Dark money is a stain on our democracy that fuels corruption. In the wake of Citizens United, Wisconsin provides a tragic example of how a state with one of the proudest traditions of clean and transparent government in the entire nation descended into a cesspool of corruption under the leadership of Governor Scott Walker and the Republican-dominated legislature.
In 2011, some of the greedy corporations that manufactured and promoted toxic lead paint pigments while knowing the harm it would cause to innocent children used dark campaign money to, in effect, buy retroactive immunity legislation from lawsuits. The story of how this happened is a case study of why the U.S. Senate should pass HR 1, a reform package introduced by the Senate on March 28, that would clean up our ineffective campaign finance laws.
Yasmine Clark, of Milwaukee, Wisconsin, was poisoned by lead paint. At age two, she was hospitalized. At age five, she was poisoned again and hospitalized again and subsequently diagnosed with irreversible brain damage.
I represented Yasmine and over 170 other Wisconsin children in lawsuits against the lead paint companies that had severely and permanently poisoned them.
Dark money nearly deprived them of their day in court.
The incidence of childhood lead poisoning in Milwaukee is very high and it disproportionately affects children of color. The predominant cause is the widespread presence of the lead paint in low-income Milwaukee homes.
My clients filed their lawsuits against lead paint manufacturers between 2006 and 2011. NL Industries (formerly the “National Lead Company”) and other lead paint manufacturers spent six figures lobbying in support of a 2011 law that blocked future lead paint lawsuits. But that didn’t get rid of the pending lawsuits by people like my clients.
So, in 2013, Wisconsin state politicians quietly slipped a provision into a 532-page budget bill retroactively blocking the lawsuits already filed by these lead-poisoned children. At the time, all the public knew was the result: the budget passed, and Governor Scott Walker signed it, despite wide public opposition to this measure.

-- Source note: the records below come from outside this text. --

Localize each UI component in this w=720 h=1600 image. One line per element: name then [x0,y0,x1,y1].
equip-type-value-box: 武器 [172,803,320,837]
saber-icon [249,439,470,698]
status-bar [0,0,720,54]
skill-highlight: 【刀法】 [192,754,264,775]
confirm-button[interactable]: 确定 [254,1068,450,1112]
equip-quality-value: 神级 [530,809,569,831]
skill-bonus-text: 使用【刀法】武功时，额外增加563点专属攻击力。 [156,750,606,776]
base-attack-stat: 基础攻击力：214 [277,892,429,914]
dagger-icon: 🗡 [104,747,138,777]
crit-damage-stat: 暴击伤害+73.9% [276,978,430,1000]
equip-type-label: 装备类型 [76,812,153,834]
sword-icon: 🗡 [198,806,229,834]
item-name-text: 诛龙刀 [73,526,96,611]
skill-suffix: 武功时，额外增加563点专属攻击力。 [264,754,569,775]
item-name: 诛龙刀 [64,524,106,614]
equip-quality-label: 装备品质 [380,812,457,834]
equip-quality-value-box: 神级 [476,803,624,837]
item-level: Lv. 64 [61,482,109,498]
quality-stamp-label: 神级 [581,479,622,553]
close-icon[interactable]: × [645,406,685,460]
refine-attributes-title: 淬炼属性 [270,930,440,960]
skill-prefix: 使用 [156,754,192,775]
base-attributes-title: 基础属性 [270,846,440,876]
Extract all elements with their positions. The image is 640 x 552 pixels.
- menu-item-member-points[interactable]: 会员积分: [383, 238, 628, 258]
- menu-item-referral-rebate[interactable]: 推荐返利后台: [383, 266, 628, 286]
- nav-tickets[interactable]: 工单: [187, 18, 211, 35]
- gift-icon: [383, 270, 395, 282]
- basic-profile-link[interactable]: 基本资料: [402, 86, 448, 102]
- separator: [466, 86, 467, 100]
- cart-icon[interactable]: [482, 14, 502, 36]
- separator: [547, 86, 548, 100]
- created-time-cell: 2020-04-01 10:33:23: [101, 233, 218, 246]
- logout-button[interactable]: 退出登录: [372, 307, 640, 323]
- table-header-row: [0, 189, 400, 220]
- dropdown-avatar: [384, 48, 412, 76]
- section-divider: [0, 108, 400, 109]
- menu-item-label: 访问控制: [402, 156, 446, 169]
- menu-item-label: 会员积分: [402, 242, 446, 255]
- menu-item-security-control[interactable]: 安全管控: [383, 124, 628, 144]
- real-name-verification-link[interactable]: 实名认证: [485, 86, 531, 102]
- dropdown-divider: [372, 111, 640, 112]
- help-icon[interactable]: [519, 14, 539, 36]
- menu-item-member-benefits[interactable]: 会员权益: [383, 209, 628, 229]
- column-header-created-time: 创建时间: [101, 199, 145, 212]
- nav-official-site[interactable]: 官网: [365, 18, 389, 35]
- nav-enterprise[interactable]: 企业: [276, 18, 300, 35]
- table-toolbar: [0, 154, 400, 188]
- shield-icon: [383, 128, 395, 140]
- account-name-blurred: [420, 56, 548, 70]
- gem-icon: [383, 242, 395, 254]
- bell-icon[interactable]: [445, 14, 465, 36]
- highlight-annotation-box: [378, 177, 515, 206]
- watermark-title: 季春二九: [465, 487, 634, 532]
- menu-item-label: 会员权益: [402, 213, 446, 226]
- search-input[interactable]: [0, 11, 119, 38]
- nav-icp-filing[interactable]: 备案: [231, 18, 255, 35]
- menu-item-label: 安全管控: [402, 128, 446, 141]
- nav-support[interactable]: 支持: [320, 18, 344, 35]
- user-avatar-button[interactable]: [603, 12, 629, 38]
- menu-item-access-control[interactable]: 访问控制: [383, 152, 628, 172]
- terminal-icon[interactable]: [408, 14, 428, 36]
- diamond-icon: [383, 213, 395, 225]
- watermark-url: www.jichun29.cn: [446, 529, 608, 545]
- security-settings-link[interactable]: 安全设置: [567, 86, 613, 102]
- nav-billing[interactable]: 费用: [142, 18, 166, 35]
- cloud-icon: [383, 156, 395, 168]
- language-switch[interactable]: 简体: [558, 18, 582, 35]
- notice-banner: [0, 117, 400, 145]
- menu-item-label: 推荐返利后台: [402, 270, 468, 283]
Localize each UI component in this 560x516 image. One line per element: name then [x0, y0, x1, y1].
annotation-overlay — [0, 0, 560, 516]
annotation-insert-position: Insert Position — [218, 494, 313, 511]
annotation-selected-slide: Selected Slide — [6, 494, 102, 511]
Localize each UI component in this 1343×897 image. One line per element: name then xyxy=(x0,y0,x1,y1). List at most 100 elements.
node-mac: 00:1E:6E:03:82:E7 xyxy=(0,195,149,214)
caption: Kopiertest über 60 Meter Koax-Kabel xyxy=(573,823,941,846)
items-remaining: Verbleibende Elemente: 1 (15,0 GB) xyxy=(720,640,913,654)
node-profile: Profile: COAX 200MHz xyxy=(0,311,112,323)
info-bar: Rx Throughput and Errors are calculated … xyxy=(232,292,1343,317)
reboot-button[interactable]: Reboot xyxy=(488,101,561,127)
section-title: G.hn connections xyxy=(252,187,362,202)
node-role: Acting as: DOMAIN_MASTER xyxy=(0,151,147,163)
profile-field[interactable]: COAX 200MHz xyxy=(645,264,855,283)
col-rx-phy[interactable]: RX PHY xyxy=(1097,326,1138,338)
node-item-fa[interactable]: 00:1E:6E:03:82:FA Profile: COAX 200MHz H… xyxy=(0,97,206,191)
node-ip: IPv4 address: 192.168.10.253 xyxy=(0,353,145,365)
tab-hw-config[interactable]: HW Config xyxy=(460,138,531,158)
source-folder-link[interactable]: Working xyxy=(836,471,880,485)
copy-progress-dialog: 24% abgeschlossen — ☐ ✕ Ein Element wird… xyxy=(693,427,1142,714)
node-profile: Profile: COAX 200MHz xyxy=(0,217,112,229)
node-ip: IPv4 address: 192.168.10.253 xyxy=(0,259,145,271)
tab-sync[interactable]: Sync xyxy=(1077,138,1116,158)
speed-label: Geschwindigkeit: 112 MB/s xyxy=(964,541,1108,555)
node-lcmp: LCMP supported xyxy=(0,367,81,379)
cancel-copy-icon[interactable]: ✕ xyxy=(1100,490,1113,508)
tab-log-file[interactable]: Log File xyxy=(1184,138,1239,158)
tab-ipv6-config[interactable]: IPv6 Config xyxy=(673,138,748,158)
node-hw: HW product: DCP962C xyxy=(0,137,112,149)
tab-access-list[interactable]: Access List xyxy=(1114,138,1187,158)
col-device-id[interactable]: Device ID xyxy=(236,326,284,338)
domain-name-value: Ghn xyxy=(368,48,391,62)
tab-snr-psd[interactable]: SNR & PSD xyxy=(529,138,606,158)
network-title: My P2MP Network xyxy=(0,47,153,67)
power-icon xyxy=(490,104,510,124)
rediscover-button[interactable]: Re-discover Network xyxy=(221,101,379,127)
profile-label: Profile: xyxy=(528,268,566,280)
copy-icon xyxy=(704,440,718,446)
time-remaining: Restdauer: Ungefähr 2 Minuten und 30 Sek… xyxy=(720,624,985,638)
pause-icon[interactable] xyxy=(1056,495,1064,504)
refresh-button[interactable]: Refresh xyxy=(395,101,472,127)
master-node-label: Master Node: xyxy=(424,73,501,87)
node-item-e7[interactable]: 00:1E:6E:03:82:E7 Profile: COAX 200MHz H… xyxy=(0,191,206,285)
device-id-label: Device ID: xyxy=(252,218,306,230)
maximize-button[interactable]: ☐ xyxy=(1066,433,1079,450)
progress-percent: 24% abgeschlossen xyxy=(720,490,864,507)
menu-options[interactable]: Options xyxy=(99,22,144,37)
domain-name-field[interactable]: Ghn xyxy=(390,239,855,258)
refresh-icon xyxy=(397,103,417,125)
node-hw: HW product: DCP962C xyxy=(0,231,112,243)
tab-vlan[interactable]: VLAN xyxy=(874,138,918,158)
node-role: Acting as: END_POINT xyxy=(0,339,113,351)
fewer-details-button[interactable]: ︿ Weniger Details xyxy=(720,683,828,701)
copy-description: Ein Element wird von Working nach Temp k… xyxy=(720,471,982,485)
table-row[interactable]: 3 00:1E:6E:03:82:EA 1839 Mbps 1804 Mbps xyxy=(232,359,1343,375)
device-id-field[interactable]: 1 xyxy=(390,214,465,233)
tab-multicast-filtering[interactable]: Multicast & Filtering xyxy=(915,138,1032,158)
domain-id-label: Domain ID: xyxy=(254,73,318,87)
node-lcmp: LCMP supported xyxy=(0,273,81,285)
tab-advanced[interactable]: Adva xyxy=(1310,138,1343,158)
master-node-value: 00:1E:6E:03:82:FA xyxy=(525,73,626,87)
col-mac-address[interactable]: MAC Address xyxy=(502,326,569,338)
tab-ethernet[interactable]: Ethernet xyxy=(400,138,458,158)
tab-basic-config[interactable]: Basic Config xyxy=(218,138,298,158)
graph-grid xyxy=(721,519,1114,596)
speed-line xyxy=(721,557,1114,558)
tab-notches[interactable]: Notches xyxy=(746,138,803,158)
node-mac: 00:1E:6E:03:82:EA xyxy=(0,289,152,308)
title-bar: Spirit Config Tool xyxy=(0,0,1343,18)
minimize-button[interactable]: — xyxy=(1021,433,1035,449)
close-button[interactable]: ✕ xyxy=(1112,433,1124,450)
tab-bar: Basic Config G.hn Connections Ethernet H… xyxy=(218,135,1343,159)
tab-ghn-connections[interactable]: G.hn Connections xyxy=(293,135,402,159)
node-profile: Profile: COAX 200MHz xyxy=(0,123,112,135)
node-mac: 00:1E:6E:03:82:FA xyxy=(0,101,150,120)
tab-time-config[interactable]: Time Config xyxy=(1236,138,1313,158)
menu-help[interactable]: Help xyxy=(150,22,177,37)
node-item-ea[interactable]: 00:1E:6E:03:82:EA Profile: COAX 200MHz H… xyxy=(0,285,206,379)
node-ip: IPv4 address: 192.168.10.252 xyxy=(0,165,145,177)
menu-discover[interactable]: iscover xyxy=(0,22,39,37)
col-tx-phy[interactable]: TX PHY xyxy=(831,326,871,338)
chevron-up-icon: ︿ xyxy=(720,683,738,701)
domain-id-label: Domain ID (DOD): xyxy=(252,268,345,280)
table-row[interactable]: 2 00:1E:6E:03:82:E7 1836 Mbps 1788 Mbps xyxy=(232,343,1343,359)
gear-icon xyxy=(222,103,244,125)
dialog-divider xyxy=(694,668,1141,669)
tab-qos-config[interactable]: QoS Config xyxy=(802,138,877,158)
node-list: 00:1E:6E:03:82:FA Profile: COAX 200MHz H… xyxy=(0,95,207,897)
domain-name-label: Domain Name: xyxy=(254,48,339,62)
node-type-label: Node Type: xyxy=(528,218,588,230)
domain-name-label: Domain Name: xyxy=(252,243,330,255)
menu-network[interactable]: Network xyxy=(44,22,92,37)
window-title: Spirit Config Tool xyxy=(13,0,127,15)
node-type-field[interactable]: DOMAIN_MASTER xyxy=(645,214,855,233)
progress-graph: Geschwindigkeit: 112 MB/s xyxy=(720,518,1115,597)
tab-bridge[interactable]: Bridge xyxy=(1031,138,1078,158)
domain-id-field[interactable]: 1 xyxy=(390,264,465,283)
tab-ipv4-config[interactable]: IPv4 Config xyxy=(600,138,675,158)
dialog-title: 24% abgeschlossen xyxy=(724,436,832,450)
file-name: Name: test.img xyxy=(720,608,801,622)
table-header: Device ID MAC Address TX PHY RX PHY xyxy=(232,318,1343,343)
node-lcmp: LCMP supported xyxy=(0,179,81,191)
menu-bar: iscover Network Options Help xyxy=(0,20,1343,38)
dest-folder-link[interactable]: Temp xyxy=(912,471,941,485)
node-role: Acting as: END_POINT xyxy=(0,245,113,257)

Years later, leaked documents revealed that Harold Simmons, the billionaire Texas CEO of a former lead paint company facing liability in these lawsuits, had secretly given $750,000 to a dark money group supporting Walker and Republican legislators. Walker had been raising money for the group, called “Wisconsin Club for Growth” (WICFG) and his top campaign advisors had been running it.
Simmons’ dark money donation to WiCFG was no accident. Emails show that Walker was warned about “what you might need to defend in terms of contributions from donors when these are disclosed,” and told that Simmons would be controversial because he owned NL Industries, a “leading maker of lead pigment paint.”
Weeks later, a company owned by Simmons gave $100,000 to WiCFG, where the donation would remain secret, instead of Walker’s own campaign, where it would be publicly disclosed. That was followed by another $150, 000 within a couple of weeks from Simmons himself bringing the total to $750,000.
In fact, Walker raised money for WiCFG with the explicit promise that donor identities would remain hidden from the public. In one set of leaked talking points, Walker was advised to “Stress the donations to WiCFG are not disclosed and can accept Corporate donations without limits.” In another email, a Walker advisor stressed, “The Governor is encouraging all to invest in the Wisconsin Club for Growth” which “can accept corporate and personal donations without limitations and no donor disclosure.”
These rare glimpses behind the dark money curtain illustrate why transparency is essential for truly representative democracy. The hundreds of millions spent on dark money each election cycle likely disguises countless other similarly tragic stories.
At the federal level, dark money spending recently crossed the $1 billion threshold.
At the federal level, dark money spending recently crossed the $1 billion threshold, according to the Center for Responsive Politics. But voters remain in the dark about the sources behind that spending—and what those secret donors might be getting in return.
My clients – lead poisoned children – were not wealthy. They couldn’t possibly afford to match the money from this Texas billionaire. And because the money was given in secret, we couldn’t even call out this apparent pay-to-play.
To ensure that our democracy lives up to the promise of self-government, voters must have the information they need to hold elected officials accountable, which includes knowing who is funding those representatives.
By requiring groups spending in elections to disclose donors that contribute over $10,000, HR 1, the “For the People Act”, would go a long way toward bringing such money into the light. Now the Senate must act.